Pasquale Rotella organized his first dance music event in the early ’90s at 18 years old. Now he’s one of the biggest players in the EDM festival market.
As CEO of Insomniac Events, Rotella has produced hundreds of EDM concerts and festivals, including his company’s marquee event, the Electric Daisy Carnival. This year’s three-day EDC at the Las Vegas Motor Speedway drew a reported 115,000 attendees per day with a lineup boasting Avicii, Armin van Buuren, Afrojack, and Tiësto.
Billboard recently visited Rotella at Insomniac’s Los Angeles office to discuss the company’s new partnership with Live Nation, his thoughts on Robert F.X. Sillerman’s EDM-Focused SFX Entertainment, how drug-related deaths at festivals are impacting the business, teaming with Dick Clark Productions for a dance music awards show and much more.
Read the rest of the article and watch the other two parts of the video after the jump.
“It’s not just about the band on stage or the DJ on stage,” Rotella tells Billboard in one of three videos below. “It’s 10% venue, 10% acts, 10% production, 10% theatrics. People think I don’t care about the music or who’s on stage — and that’s crazy.” Rotella goes on to talk about the difficulties of running an EDM events company in this environment, which he refers to as “already saturated.”

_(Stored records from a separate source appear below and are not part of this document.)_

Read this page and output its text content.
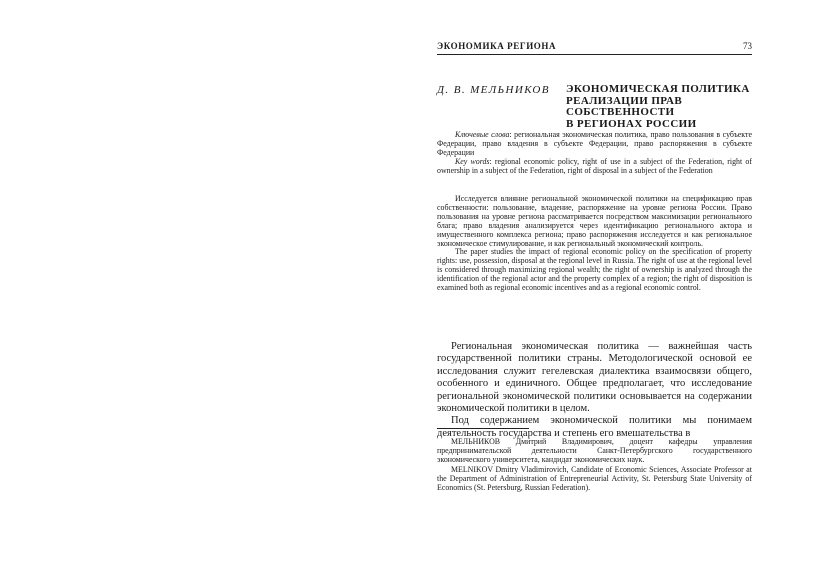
ЭКОНОМИКА РЕГИОНА	73
Д. В. МЕЛЬНИКОВ ЭКОНОМИЧЕСКАЯ ПОЛИТИКА
РЕАЛИЗАЦИИ ПРАВ
СОБСТВЕННОСТИ
В РЕГИОНАХ РОССИИ

Ключевые слова: региональная экономическая политика, право пользования в субъекте Федерации, право владения в субъекте Федерации, право распоряжения в субъекте Федерации

Key words: regional economic policy, right of use in a subject of the Federation, right of ownership in a subject of the Federation, right of disposal in a subject of the Federation

Исследуется влияние региональной экономической политики на спецификацию прав собственности: пользование, владение, распоряжение на уровне региона России. Право пользования на уровне региона рассматривается посредством максимизации регионального блага; право владения анализируется через идентификацию регионального актора и имущественного комплекса региона; право распоряжения исследуется и как региональное экономическое стимулирование, и как региональный экономический контроль.

The paper studies the impact of regional economic policy on the specification of property rights: use, possession, disposal at the regional level in Russia. The right of use at the regional level is considered through maximizing regional wealth; the right of ownership is analyzed through the identification of the regional actor and the property complex of a region; the right of disposition is examined both as regional economic incentives and as a regional economic control.

Региональная экономическая политика — важнейшая часть государственной политики страны. Методологической основой ее исследования служит гегелевская диалектика взаимосвязи общего, особенного и единичного. Общее предполагает, что исследование региональной экономической политики основывается на содержании экономической политики в целом.

Под содержанием экономической политики мы понимаем деятельность государства и степень его вмешательства в

МЕЛЬНИКОВ Дмитрий Владимирович, доцент кафедры управления предпринимательской деятельности Санкт-Петербургского государственного экономического университета, кандидат экономических наук.

MELNIKOV Dmitry Vladimirovich, Candidate of Economic Sciences, Associate Professor at the Department of Administration of Entrepreneurial Activity, St. Petersburg State University of Economics (St. Petersburg, Russian Federation).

In late June, during Insomniac’s inaugural EDMbiz conference in Las Vegas, Rotella confirmed rumors that his company had entered into a “creative partnership” Live Nation. The deal is valued at $50 million. During the same conference Insomniac also revealed a partnership with Dick Clark Productions to produce a dance music awards show in 2014.

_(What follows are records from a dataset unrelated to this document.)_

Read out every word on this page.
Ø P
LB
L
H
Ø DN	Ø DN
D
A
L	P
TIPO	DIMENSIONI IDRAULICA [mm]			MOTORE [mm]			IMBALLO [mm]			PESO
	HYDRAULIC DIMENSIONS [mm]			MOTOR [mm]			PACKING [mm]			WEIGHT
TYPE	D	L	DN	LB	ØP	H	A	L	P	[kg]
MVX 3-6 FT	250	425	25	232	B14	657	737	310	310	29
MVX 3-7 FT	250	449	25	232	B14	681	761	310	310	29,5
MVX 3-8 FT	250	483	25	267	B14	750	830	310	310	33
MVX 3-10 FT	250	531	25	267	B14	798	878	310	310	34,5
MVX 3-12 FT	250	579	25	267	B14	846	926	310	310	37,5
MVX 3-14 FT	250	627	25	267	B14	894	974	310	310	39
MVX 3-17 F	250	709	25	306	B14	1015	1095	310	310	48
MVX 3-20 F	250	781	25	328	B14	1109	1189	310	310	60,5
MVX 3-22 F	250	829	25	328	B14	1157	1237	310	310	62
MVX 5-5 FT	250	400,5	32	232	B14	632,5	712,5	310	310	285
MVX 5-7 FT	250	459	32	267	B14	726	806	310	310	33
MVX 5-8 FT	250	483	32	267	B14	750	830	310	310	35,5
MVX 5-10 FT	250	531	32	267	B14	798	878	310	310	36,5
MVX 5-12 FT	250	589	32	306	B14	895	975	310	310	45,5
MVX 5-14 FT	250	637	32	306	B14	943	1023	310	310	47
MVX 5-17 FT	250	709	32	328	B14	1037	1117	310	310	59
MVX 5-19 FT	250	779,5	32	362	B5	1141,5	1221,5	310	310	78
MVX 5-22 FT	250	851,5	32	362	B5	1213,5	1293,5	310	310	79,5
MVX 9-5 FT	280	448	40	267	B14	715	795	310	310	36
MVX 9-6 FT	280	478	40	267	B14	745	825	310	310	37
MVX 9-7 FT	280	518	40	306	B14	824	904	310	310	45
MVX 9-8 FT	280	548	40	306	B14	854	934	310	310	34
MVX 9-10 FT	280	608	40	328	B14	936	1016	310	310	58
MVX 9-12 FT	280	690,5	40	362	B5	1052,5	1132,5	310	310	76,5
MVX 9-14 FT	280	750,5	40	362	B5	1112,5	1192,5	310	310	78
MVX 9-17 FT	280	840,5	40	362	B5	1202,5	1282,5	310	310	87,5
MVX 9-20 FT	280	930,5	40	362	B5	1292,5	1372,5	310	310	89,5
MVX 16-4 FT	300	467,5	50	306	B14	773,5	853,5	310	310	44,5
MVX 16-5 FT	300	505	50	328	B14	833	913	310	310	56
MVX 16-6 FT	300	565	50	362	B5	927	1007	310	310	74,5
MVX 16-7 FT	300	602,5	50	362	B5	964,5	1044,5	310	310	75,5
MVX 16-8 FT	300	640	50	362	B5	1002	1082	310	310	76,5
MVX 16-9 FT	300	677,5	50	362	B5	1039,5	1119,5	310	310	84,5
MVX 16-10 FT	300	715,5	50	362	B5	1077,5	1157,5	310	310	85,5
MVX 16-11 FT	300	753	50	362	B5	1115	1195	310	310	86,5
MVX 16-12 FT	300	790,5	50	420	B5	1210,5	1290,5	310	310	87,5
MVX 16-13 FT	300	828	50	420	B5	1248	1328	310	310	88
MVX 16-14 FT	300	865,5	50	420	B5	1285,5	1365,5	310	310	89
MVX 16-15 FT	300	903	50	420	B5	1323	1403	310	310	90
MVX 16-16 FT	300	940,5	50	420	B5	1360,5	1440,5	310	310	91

“There’s some inspiration from the Grammys and People’s Choice Awards as well,” Rotella says of Insomniac’s 2014 dance music awards show. “We want it to stay super credible and not driven by politics or labels. We want it to be about things that are buzzing within dance music.”
But Rotella’s success hasn’t come with a fair share of controversy. Past reports have cast the promoter as being responsible for a string of drug-related deaths at Insomniac events. And in March 2012, Rotella was arrested on corruption charges, stemming from dealings with the Los Angeles Coliseum around the 2010 EDC. He’s since been cleared of those charges.
“When you have mass gatherings, it doesn’t matter what kind they are, there are issues,” Rotella says. “We haven’t seen anything that’s affected us, expect that we’ve looked at ourselves and said, ‘Is there something else we can do?’ We always do that.”